Sea-Tac Airport, like many other fast-growing airports around the country, is working with the Transportation Security Administration to upgrade and optimize its current baggage handling system to make the process faster, smoother and more reliable.

But, at just about every airport, the route a bag takes from the check-in counter to the plane continues to be, essentially, the same.

“You come into the airport lobby and you or an agent at your airline ticket counter puts a bag tag on the bag,” said Ed Weitz, Capital Project Manager for the Port of Seattle. “The airline then associates that bag tag with a ten-digit code and puts it on the [moving] belt so it can go through the wall and into the airport’s baggage handling system on the other side.”

At SEA, the ‘other side’ is like a highway made up of 12 miles of conveyor belts (10 miles for outbound bags; 2 for inbound bags headed to bag claim). Dallas/Fort Worth International Airport has 14 miles of conveyors across its five terminals and, at Los Angeles International Airport, the Tom Bradley International Terminal (TBIT), which processes about 25,000 outbound bags a day, has 3 miles of conveyor all its own.

By contrast, at tiny Walla Walla Regional Airport in Washington State, where there are 4 or 5 roundtrip flights a day (depending on the day) there are 20 feet of conveyor belts in the bag handling system. At Eastern Oregon Regional Airport in Pendleton, which offers 3 roundtrips daily to Portland on Boutique Air, “Bags travel about 25 yards on a private, hand-pushed baggage cart, often by the same person that checked you in,” said airport manager Steven Chrisman.

I wasn’t able to travel with the bags on the conveyors at the Seattle Airport, but both DFW Airport and Amsterdam Schiphol Airport have shared short videos offering thrilling bag eye-views of the journey.

 

At SEA, checked bags from various airlines mingle together on the conveyor system that first takes the bags to and through one the TSA’s Explosives Detection System (EDS) machines.

If the bags are cleared, they go to the ‘sortation’ phase of their journey, where luggage tags are automatically scanned and bags are divvied up by airline.

After that, a system of diverters sends bags by batches of flights to a carousel ‘makeup’ area where bag handlers armed with tag readers stand ready to manually separate bags by flight.

“As the bag comes through on the conveyor belt, I scan it to see if it’s a bag for my flight,” said Delta Air Lines Ramp Agent Kim Farrington. If so, Farrington transfers the bag from the carousel to a cart that, when full, gets driven out to the plane where handlers move the bags from the cart to a belt loader that sends them up into the plane.

For wide-body aircraft, containers filled with baggage may be taken from the bag well and loaded directly into the hold.

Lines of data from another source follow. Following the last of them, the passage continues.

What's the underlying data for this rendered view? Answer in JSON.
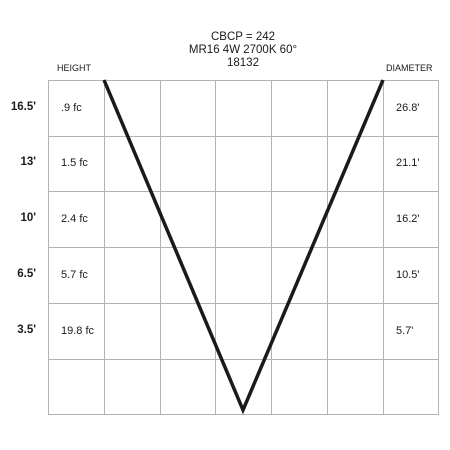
{
  "title": {
    "line1": "CBCP = 242",
    "line2": "MR16 4W 2700K 60°",
    "line3": "18132"
  },
  "headers": {
    "height": "HEIGHT",
    "diameter": "DIAMETER"
  },
  "rows": [
    {
      "height": "16.5'",
      "footcandles": ".9 fc",
      "diameter": "26.8'"
    },
    {
      "height": "13'",
      "footcandles": "1.5 fc",
      "diameter": "21.1'"
    },
    {
      "height": "10'",
      "footcandles": "2.4 fc",
      "diameter": "16.2'"
    },
    {
      "height": "6.5'",
      "footcandles": "5.7 fc",
      "diameter": "10.5'"
    },
    {
      "height": "3.5'",
      "footcandles": "19.8 fc",
      "diameter": "5.7'"
    }
  ],
  "colors": {
    "grid": "#b3b3b3",
    "beam": "#1a1a1a",
    "text": "#1a1a1a"
  }
}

On Delta, and other airlines that have embedded RFID (radio frequency identification) tags into the traditional bag tags, there’s an added step: a photo eye reads the RFID into on the bag tag as its goes onto the plane and notifies a passenger via an app that their bags have been loaded. When the bags come off the plane at the other end, the photo eye reads it again and lets the passenger know they’ll soon be reunited with their luggage.

Better Bag Hygiene

Cameras, RFID tracking systems and other improvements are helping lower the number of checked bags that are lost, damaged, delayed or pilfered. But Dereck Howard, Delta Air Line’s Department Manager, Below Wing at Sea-Tac Airport, told me the number of lost and delayed bags could be lower if more passengers practiced better “bag hygiene.”

That includes making sure old luggage tags are removed and new ones are put on neatly.

“If you are self-tagging, don’t put the tag somewhere where it can slip off,” said Howard, “And be sure to peel off the little secondary ‘bingo’ tag from the bag tag and put it somewhere else on the bag so we can read that if the main tag falls off.”

Howard also advises passengers to “neaten up,” their luggage before checking it in. That includes securing loose straps that might get caught in the conveyor belt rollers and machinery and making sure not to check bags that are over packed or those with faulty or straining zippers or closures that could pop open during the bag’s journey.